The ins and outs of getting the most money for your education with tuition assistance

Printer Friendly Page    Nov 28, 2011   (Updated Jul 24, 2013)  

By Cpl. William Jackson | November 28, 2011
 
MARINE CORPS AIR GROUND COMBAT CENTER TWENTYNINE PALMS, Calif., -- It’s back. MARADMIN 639/11 has restored the Tuition Assistance program for the 2011 fiscal year. Funding is authorized for vocational-technical, undergraduate, graduate, undergraduate developmental, independent study and distance learning programs. 
 
The Marine Corps is allotted $26 million, which is half of last year’s total disbursement. Take advantage of it now and sign up for classes now before it’s too late and funds run out.
 
Active duty enlisted and commissioned Marines can utilize up to $4,500 to fund 100 percent of their tuition and fees, including lab, technology, and distance learning fees.
 
The cost must not exceed $250 per semester hour for undergraduate or graduate courses. While not much of a decrease for undergraduate courses, this is a significant change for graduate courses. On average, yearly TA could cover six or seven classes, depending on the school you choose.

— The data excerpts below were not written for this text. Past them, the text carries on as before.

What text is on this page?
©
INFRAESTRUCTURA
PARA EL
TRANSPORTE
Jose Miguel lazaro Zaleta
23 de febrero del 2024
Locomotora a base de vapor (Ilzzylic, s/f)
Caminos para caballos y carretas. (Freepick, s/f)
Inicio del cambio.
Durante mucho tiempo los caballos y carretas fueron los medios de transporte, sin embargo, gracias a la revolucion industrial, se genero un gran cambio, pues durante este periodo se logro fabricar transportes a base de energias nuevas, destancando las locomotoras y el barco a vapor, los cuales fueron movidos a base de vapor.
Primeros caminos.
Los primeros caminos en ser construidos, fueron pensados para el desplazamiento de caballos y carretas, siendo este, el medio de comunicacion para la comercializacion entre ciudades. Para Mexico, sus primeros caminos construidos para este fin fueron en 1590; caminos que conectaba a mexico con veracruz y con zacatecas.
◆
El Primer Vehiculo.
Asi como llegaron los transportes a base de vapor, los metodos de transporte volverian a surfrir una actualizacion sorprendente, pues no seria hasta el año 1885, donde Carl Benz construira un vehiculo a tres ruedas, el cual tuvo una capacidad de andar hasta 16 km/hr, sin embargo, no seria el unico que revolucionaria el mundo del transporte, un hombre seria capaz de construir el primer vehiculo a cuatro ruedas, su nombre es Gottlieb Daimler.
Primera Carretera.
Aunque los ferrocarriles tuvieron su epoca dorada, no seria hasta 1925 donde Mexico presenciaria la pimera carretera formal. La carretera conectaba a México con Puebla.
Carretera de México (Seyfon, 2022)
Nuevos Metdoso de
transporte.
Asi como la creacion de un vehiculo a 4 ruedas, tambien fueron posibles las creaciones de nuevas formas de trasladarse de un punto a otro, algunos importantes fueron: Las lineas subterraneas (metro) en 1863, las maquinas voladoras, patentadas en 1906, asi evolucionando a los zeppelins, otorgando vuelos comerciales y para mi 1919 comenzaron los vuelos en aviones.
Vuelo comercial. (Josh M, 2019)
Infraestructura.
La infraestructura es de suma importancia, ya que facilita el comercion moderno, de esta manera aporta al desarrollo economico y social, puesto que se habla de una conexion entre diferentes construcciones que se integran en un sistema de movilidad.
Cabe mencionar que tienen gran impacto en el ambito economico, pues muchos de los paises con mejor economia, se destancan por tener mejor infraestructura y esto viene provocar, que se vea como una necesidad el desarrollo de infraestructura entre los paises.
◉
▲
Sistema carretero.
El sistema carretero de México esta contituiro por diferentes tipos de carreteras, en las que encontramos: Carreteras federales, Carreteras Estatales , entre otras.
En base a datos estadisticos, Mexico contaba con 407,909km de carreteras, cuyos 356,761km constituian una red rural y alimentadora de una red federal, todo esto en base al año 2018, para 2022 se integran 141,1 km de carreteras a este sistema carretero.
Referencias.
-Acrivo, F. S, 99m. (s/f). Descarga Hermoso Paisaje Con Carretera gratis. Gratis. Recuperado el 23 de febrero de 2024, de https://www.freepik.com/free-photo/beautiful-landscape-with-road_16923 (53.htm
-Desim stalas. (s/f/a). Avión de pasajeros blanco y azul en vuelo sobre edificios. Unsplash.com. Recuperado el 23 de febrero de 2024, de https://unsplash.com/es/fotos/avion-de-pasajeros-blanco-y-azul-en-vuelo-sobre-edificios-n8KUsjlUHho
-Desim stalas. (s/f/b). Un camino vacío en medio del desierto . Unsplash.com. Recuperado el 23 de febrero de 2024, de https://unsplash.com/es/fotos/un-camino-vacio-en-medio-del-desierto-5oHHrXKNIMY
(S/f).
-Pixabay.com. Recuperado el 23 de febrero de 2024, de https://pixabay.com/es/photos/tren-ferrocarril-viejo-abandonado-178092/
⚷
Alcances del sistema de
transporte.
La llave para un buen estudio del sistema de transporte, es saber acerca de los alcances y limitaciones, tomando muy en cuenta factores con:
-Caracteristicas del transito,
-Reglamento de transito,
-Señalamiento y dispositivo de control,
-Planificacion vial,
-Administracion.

Only officers must return two years of service to the Marine Corps after using tuition benefits.
 
The process starts off easy enough for interested service members, but things can get a bit overwhelming if you haven’t chosen an education plan. Contact a military representative for the school of your choice first. I would recommend a California state school because they offer in-state tuition for service members stationed here. It’ll help save some money so you can make the most of your benefits.
 
The school will get you processed with a course track and refer you to every resource that will help you get enrolled for school.
 
Next, visit the installation’s education center. Sit through a short TA brief by an animated staff member, give a signature and speak with an education service specialist about cheap book websites and free educational programs the Combat Center has to offer.
 
These include College Level Examination Program Tests, commonly known as CLEPs, DANTES Subject Standardized Tests, known as DSSTs. These all count as college credit hours which saves you time and money. The more help, the better.
 
Take advantage of as much government support as possible by submitting a free application for federal student aid, or FAFSA. The official website http://www.fafsa.ed.gov will set you up for the Pell Grant, a federal grant that can assist you with up to $5,500 toward any education cost you decide, including gas money to get to class, if you haven’t earned your first bachelor's degree. FAFSA also lets you apply for the Stafford Loan, which promises lower interest rates for eligible applicants.
 
All in all, it takes a minimum amount of effort to take advantage of all the educational resources we receive as service members. The $4,500 for tuition and fees, along with California in-state tuition rates had me ready to go back to school. The streamlined process to get set up with my classes had a huge role in my decision, too. Whether school is for you or not, the resources are out there, so go ahead and take advantage. You work hard for those benefits.
 
Printer Friendly Page    Nov 28, 2011   (Updated Jul 24, 2013)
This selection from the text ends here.